Joannes Cassianus Pompe (1901 to 1945)

Joannes Cassianus Pompe was born in Utrecht on 9 September 1901. He studied medicine at the University of Utrecht and during this time came across the symptoms of what is now known as infantile Pompe disease, which he described in his 1932 publication Over idiopathische hypertrophie van het hart. On December 27, 1930, Dr Pompe had carried out a post mortem on a 7-month old girl who had died of pneumonia. He found the enlarged heart now known to be characteristic of the infantile form of the disease and had some microscope slides prepared. These showed that the muscle tissue was distorted into an oval mesh.
He realised after detailed examination, that this appearance was due to the accumulation of something forcing the muscle tissue to distort in that way. This isn’t as obvious as it appears now – when you look at fishing net, would you conclude that it has been forced into that shape by the air filling the holes? He then tried to discover what the accumulated substance was and had the idea that it might be glycogen. Subsequent testing showed that to be the case.
Pompe was perhaps guided in that direction by his colleagues Professor Snapper and Dr van Creveld. They had published a paper in 1928 describing what is now known as Von Gierke disease, or glycogen storage disease type 1. Prior to her death the girl had been the patient of Professor Snapper. It is thought that these colleagues encouraged Dr Pompe in establishing the idea that here was a second type of glycogen storage disease, also an inborn error of metabolism. It is
Dr Pompe graduated in 1936 in the subject ‘cardiomegalia glycogenica‘, indicating that this had been a continuing subject of study for him. After a spell at the St. Canisius Hospital in Nijmegen, he was appointed as Pathologist at Hospital of Our Lady (OLCG) in Amsterdam, where he worked from June 1939 until his death

Following the fall of the Netherlands, Dr Pompe became involved with the Dutch resistance. At first he was involved in finding hiding places for Jews. Through this he made contact with the operator of an illegal transmitter.

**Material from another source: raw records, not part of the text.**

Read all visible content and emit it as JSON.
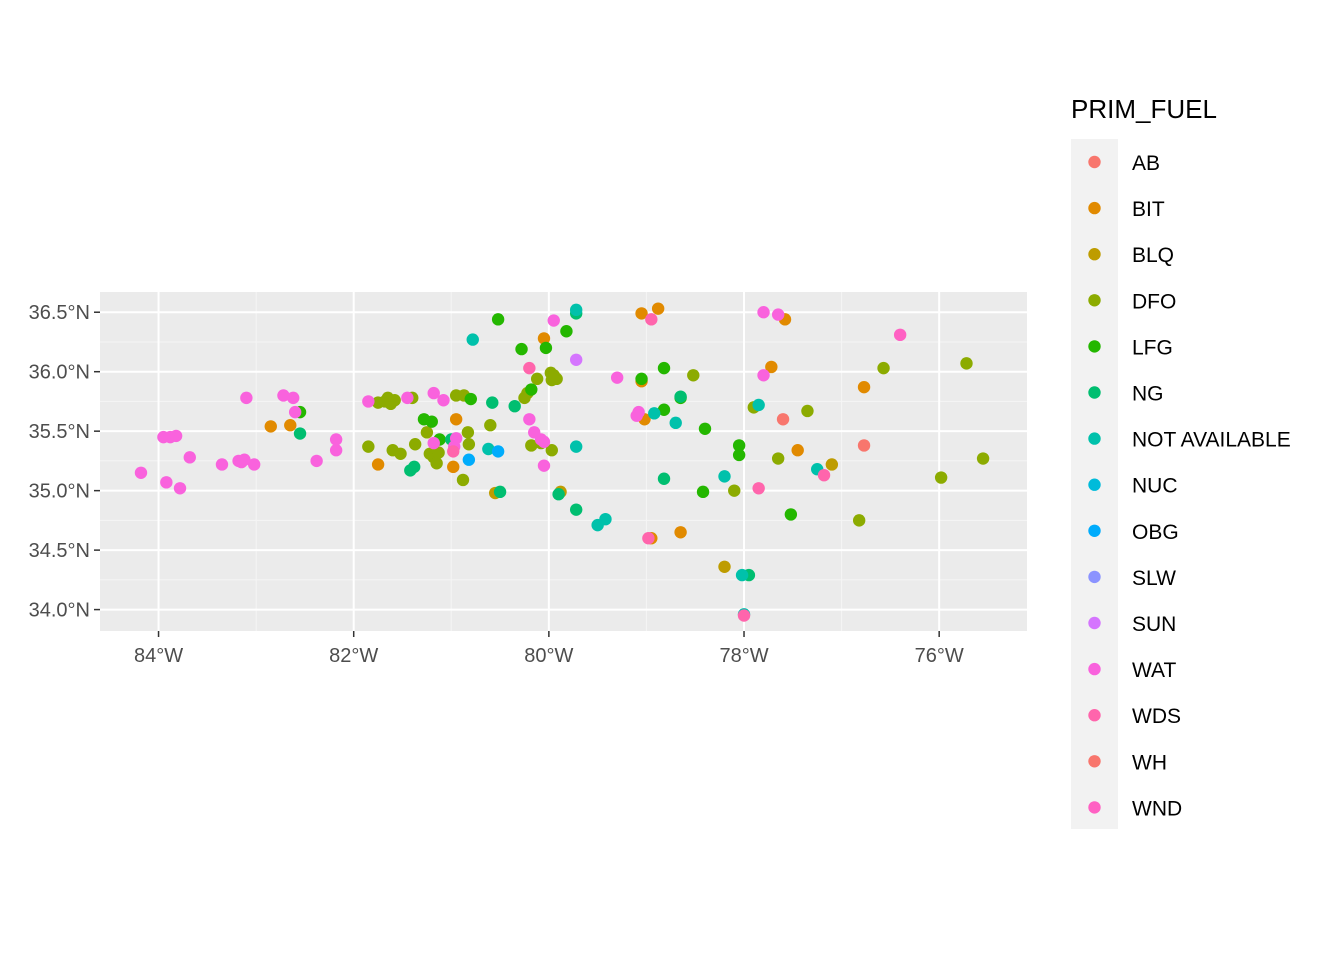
{
  "chart_data": {
    "type": "scatter",
    "title": "",
    "xlabel": "",
    "ylabel": "",
    "xlim": [
      -84.6,
      -75.1
    ],
    "ylim": [
      33.82,
      36.67
    ],
    "x_ticks": [
      -84,
      -82,
      -80,
      -78,
      -76
    ],
    "x_tick_labels": [
      "84°W",
      "82°W",
      "80°W",
      "78°W",
      "76°W"
    ],
    "y_ticks": [
      34.0,
      34.5,
      35.0,
      35.5,
      36.0,
      36.5
    ],
    "y_tick_labels": [
      "34.0°N",
      "34.5°N",
      "35.0°N",
      "35.5°N",
      "36.0°N",
      "36.5°N"
    ],
    "grid": true,
    "legend": {
      "title": "PRIM_FUEL",
      "position": "right",
      "entries": [
        {
          "name": "AB",
          "color": "#F8766D"
        },
        {
          "name": "BIT",
          "color": "#E18A00"
        },
        {
          "name": "BLQ",
          "color": "#BE9C00"
        },
        {
          "name": "DFO",
          "color": "#8CAB00"
        },
        {
          "name": "LFG",
          "color": "#24B700"
        },
        {
          "name": "NG",
          "color": "#00BE70"
        },
        {
          "name": "NOT AVAILABLE",
          "color": "#00C1AB"
        },
        {
          "name": "NUC",
          "color": "#00BBDA"
        },
        {
          "name": "OBG",
          "color": "#00ACFC"
        },
        {
          "name": "SLW",
          "color": "#8B93FF"
        },
        {
          "name": "SUN",
          "color": "#D575FE"
        },
        {
          "name": "WAT",
          "color": "#F962DD"
        },
        {
          "name": "WDS",
          "color": "#FF65AC"
        },
        {
          "name": "WH",
          "color": "#F8766D"
        },
        {
          "name": "WND",
          "color": "#FF61C3"
        }
      ]
    },
    "series": [
      {
        "name": "AB",
        "points": [
          [
            -77.6,
            35.6
          ]
        ]
      },
      {
        "name": "BIT",
        "points": [
          [
            -82.85,
            35.54
          ],
          [
            -82.65,
            35.55
          ],
          [
            -81.75,
            35.22
          ],
          [
            -80.95,
            35.6
          ],
          [
            -80.98,
            35.2
          ],
          [
            -80.05,
            36.28
          ],
          [
            -79.05,
            36.49
          ],
          [
            -78.88,
            36.53
          ],
          [
            -79.05,
            35.92
          ],
          [
            -79.02,
            35.6
          ],
          [
            -78.95,
            34.6
          ],
          [
            -78.65,
            34.65
          ],
          [
            -77.72,
            36.04
          ],
          [
            -77.58,
            36.44
          ],
          [
            -77.45,
            35.34
          ],
          [
            -76.77,
            35.87
          ]
        ]
      },
      {
        "name": "BLQ",
        "points": [
          [
            -80.55,
            34.98
          ],
          [
            -79.88,
            34.99
          ],
          [
            -78.2,
            34.36
          ],
          [
            -77.1,
            35.22
          ]
        ]
      },
      {
        "name": "DFO",
        "points": [
          [
            -81.85,
            35.37
          ],
          [
            -81.75,
            35.74
          ],
          [
            -81.68,
            35.75
          ],
          [
            -81.65,
            35.78
          ],
          [
            -81.62,
            35.73
          ],
          [
            -81.58,
            35.76
          ],
          [
            -81.6,
            35.34
          ],
          [
            -81.52,
            35.31
          ],
          [
            -81.4,
            35.78
          ],
          [
            -81.37,
            35.39
          ],
          [
            -81.25,
            35.49
          ],
          [
            -81.22,
            35.31
          ],
          [
            -81.18,
            35.28
          ],
          [
            -81.15,
            35.23
          ],
          [
            -81.13,
            35.32
          ],
          [
            -80.95,
            35.8
          ],
          [
            -80.87,
            35.8
          ],
          [
            -80.83,
            35.49
          ],
          [
            -80.82,
            35.39
          ],
          [
            -80.88,
            35.09
          ],
          [
            -80.6,
            35.55
          ],
          [
            -80.25,
            35.78
          ],
          [
            -80.22,
            35.82
          ],
          [
            -80.18,
            35.38
          ],
          [
            -80.12,
            35.94
          ],
          [
            -80.08,
            35.4
          ],
          [
            -79.98,
            35.99
          ],
          [
            -79.95,
            35.97
          ],
          [
            -79.92,
            35.94
          ],
          [
            -79.97,
            35.34
          ],
          [
            -79.97,
            35.93
          ],
          [
            -78.52,
            35.97
          ],
          [
            -78.1,
            35.0
          ],
          [
            -77.9,
            35.7
          ],
          [
            -77.65,
            35.27
          ],
          [
            -77.35,
            35.67
          ],
          [
            -76.82,
            34.75
          ],
          [
            -76.57,
            36.03
          ],
          [
            -75.98,
            35.11
          ],
          [
            -75.72,
            36.07
          ],
          [
            -75.55,
            35.27
          ]
        ]
      },
      {
        "name": "LFG",
        "points": [
          [
            -82.55,
            35.66
          ],
          [
            -81.28,
            35.6
          ],
          [
            -81.2,
            35.58
          ],
          [
            -81.12,
            35.43
          ],
          [
            -80.8,
            35.77
          ],
          [
            -80.52,
            36.44
          ],
          [
            -80.28,
            36.19
          ],
          [
            -80.18,
            35.85
          ],
          [
            -80.03,
            36.2
          ],
          [
            -79.82,
            36.34
          ],
          [
            -79.05,
            35.94
          ],
          [
            -78.82,
            35.68
          ],
          [
            -78.82,
            36.03
          ],
          [
            -78.65,
            35.78
          ],
          [
            -78.4,
            35.52
          ],
          [
            -78.42,
            34.99
          ],
          [
            -78.05,
            35.38
          ],
          [
            -78.05,
            35.3
          ],
          [
            -77.52,
            34.8
          ]
        ]
      },
      {
        "name": "NG",
        "points": [
          [
            -82.55,
            35.48
          ],
          [
            -81.38,
            35.2
          ],
          [
            -81.42,
            35.17
          ],
          [
            -81.0,
            35.43
          ],
          [
            -80.58,
            35.74
          ],
          [
            -80.5,
            34.99
          ],
          [
            -80.35,
            35.71
          ],
          [
            -79.9,
            34.97
          ],
          [
            -79.72,
            36.49
          ],
          [
            -79.72,
            34.84
          ],
          [
            -78.82,
            35.1
          ],
          [
            -78.65,
            35.79
          ],
          [
            -77.95,
            34.29
          ]
        ]
      },
      {
        "name": "NOT AVAILABLE",
        "points": [
          [
            -80.78,
            36.27
          ],
          [
            -80.62,
            35.35
          ],
          [
            -79.72,
            36.52
          ],
          [
            -79.72,
            35.37
          ],
          [
            -79.5,
            34.71
          ],
          [
            -79.42,
            34.76
          ],
          [
            -78.92,
            35.65
          ],
          [
            -78.7,
            35.57
          ],
          [
            -78.2,
            35.12
          ],
          [
            -78.02,
            34.29
          ],
          [
            -77.85,
            35.72
          ],
          [
            -77.25,
            35.18
          ],
          [
            -78.0,
            33.96
          ]
        ]
      },
      {
        "name": "OBG",
        "points": [
          [
            -80.82,
            35.26
          ],
          [
            -80.52,
            35.33
          ]
        ]
      },
      {
        "name": "SUN",
        "points": [
          [
            -79.72,
            36.1
          ]
        ]
      },
      {
        "name": "WAT",
        "points": [
          [
            -84.18,
            35.15
          ],
          [
            -83.95,
            35.45
          ],
          [
            -83.88,
            35.45
          ],
          [
            -83.82,
            35.46
          ],
          [
            -83.92,
            35.07
          ],
          [
            -83.78,
            35.02
          ],
          [
            -83.68,
            35.28
          ],
          [
            -83.35,
            35.22
          ],
          [
            -83.18,
            35.25
          ],
          [
            -83.15,
            35.24
          ],
          [
            -83.12,
            35.26
          ],
          [
            -83.02,
            35.22
          ],
          [
            -83.1,
            35.78
          ],
          [
            -82.72,
            35.8
          ],
          [
            -82.62,
            35.78
          ],
          [
            -82.6,
            35.66
          ],
          [
            -82.38,
            35.25
          ],
          [
            -82.18,
            35.43
          ],
          [
            -82.18,
            35.34
          ],
          [
            -81.85,
            35.75
          ],
          [
            -81.45,
            35.78
          ],
          [
            -81.18,
            35.82
          ],
          [
            -81.08,
            35.76
          ],
          [
            -81.18,
            35.4
          ],
          [
            -80.95,
            35.44
          ],
          [
            -80.97,
            35.37
          ],
          [
            -80.2,
            35.6
          ],
          [
            -80.15,
            35.49
          ],
          [
            -80.08,
            35.43
          ],
          [
            -80.05,
            35.41
          ],
          [
            -80.05,
            35.21
          ],
          [
            -79.95,
            36.43
          ],
          [
            -79.3,
            35.95
          ],
          [
            -79.08,
            35.66
          ],
          [
            -79.1,
            35.63
          ],
          [
            -77.8,
            36.5
          ],
          [
            -77.65,
            36.48
          ],
          [
            -77.8,
            35.97
          ]
        ]
      },
      {
        "name": "WDS",
        "points": [
          [
            -80.98,
            35.33
          ],
          [
            -80.2,
            36.03
          ],
          [
            -78.95,
            36.44
          ],
          [
            -78.98,
            34.6
          ],
          [
            -77.85,
            35.02
          ],
          [
            -77.18,
            35.13
          ],
          [
            -78.0,
            33.95
          ]
        ]
      },
      {
        "name": "WH",
        "points": [
          [
            -76.77,
            35.38
          ]
        ]
      },
      {
        "name": "WND",
        "points": [
          [
            -76.4,
            36.31
          ]
        ]
      }
    ]
  }
}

Pompe’s laboratory was somewhat isolated from the rest of the hospital. So much so that at least two men who were hidden in the OLVG worked in the laboratory during the daytime! He therefore suggested that it would make a good hiding place for the transmitter and sometime in November-December 1944 it was installed in the animal house beneath his laboratory. The transmitter was used to send messages to the UK on behalf of the resistance.
The transmitter was eventually detected by the Germans and on Sunday 25 February 1945, at 10 am, 40-50 members of the German Military Police entered the hospital and made straight for the animal house. The wireless operator, Pierre Antoine Coronel, was broadcasting at the time and tried to resist. He was subject to summary execution in the courtyard of the hospital.
During the raid, Dr Pompe had been at Sunday mass and on returning to hospital was warned by patients of what had occurred. He went home to tell his wife that he needed to go into hiding. While leaving the house he was arrested in front of his wife and children, who were threatened with rifles.
While some of the imprisoned staff were eventually released, Dr Pompe, Louis Berben (the man in charge of the animals) and a male nurse, Piet van Doorn, were kept in jail.
On April 14, 1945, the resistance blew up a railway bridge near St Pancras, destroying an army train in the process. As a reprisal, 20 Dutch prisoners, including Dr Pompe and Louis Berben were shot. They were taken in a sealed truck to a meadow near St Pancras and, at around 9pm on 15 April, shot in two groups. The bodies were buried in a mass grave in the sand dunes near Overveen. On the same day, Piet van Doorn was also shot, in retaliation for another attack on a railway.